The rest of the country long ago grew wary of complaints from the Christchurch City Council that it was excluded from decisions on the city's reconstruction. A Government-appointed authority may have been given the leading role in the revival but the council kept responsibility for building consents. Now it has lost even that role.
International Accreditation New Zealand (IANZ), a Crown agency that assesses the competence of inspection bodies, has revoked the council's accreditation as a building consents authority. The council was given due warning a month ago that this could happen unless it met its statutory timeframes for considering building applications.
Obviously, the council's staff are facing an unusual workload. They have been receiving an average of 35 applications a day and the work was backing up at every stage in their process. But the workload was entirely predictable once the rebuild was ready to start and the council ought to have ensured it would be geared up for it.
Yet, even after the IANZ warning, not enough has happened. Just two weeks ago Mayor Bob Parker expressed confidence that the council would meet the deadline for improvement. Its failure to do so has done nothing for his prospects of re-election this year, even if the blame primarily lies with the council's chief executive, Tony Marryatt, who did not tell the mayor and council about the threat to the council's accreditation until it was in the news.

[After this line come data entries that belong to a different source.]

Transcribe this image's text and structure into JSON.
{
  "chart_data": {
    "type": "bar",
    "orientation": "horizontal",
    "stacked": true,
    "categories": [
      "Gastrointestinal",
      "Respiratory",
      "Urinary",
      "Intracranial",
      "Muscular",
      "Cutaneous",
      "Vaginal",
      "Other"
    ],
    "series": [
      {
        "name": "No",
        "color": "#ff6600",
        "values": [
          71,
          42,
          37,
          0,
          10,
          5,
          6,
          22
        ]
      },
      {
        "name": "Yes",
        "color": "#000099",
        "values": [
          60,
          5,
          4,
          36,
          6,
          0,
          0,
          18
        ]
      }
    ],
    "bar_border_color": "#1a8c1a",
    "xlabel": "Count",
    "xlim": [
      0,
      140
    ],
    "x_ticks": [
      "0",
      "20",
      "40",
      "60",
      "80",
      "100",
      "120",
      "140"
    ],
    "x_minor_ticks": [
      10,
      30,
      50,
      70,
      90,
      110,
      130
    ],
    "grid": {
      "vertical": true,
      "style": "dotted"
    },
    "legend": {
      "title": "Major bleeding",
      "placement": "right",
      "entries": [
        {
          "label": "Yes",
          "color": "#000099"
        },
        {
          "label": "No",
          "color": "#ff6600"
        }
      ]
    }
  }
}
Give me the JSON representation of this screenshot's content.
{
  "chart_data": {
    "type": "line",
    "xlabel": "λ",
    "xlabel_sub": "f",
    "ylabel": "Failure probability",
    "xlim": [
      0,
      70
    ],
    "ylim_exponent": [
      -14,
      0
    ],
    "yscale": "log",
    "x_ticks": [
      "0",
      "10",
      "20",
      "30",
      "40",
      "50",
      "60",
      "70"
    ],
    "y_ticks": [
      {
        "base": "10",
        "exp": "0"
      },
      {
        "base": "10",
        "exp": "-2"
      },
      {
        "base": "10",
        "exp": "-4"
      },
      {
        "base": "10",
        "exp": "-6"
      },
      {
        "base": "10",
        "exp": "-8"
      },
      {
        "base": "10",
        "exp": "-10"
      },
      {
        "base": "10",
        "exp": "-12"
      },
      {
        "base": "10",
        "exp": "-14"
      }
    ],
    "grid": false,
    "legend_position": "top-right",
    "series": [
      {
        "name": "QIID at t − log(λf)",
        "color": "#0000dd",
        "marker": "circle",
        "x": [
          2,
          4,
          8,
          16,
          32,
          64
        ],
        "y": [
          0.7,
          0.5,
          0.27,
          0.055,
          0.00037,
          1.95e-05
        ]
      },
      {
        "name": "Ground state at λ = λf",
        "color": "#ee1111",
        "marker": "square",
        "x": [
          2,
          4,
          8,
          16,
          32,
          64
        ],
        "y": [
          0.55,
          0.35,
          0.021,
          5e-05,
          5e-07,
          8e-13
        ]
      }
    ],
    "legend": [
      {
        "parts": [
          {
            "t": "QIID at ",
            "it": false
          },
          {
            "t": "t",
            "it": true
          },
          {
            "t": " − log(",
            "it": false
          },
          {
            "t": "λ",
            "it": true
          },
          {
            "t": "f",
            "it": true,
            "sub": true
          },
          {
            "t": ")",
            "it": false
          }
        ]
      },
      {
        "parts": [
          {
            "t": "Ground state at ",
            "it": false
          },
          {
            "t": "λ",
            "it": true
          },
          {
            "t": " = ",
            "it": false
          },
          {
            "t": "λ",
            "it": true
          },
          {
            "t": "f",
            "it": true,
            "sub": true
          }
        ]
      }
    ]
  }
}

Mr Marryatt said he kept them in the dark because he was confident council staff were addressing issues raised by IANZ, and that the June 28 deadline would be met. Earthquake Recovery Minister Gerry Brownlee did not share that confidence. He and Construction Minister Maurice Williamson have a contingency plan prepared for the likelihood the council would lose accreditation.
The Christchurch council feels aggrieved. It claims to have been completing 80 per cent of consents within the statutory time, though Mr Williamson says the completion rate was only 75 per cent. The mayor says there is not a council in the country that gets all its consents done in the statutory timeframe, which may be true.
Builders and property owners in many other parts of New Zealand will be surprised to learn there is such a body as International Accreditation NZ with the power to hold consenting authorities to account. It is not unusual anywhere to find that weeks go by before council staff are aware an application has been filed.
But if local body officers are ever capable of being seized by a sense of urgency and making decisions with dispatch, it surely would have happened in Christchurch. The earthquakes have left some of its older residential areas unsuitable for rebuilding. The residents urgently need new homes in new communities. Engineers and developers have done the preliminary work. Building consents should not be unduly difficult.
The barriers around the central business district were finally cleared away at the weekend. The city centre is now tidy and ready for redevelopment. The Government has committed funds for some big public projects that it hopes will attract private commercial investment. It is important that council officers do not treat the blueprint as a straitjacket. Building consents need to be permissive, flexible, constructive and quick.
The elected council ought to be in charge of consents so that the people of Christchurch feel they have had a fair say in shaping their new city. It is a drastic step to take that role away, but it has been taken by an objective professional authority. Councils everywhere should take note and raise their game.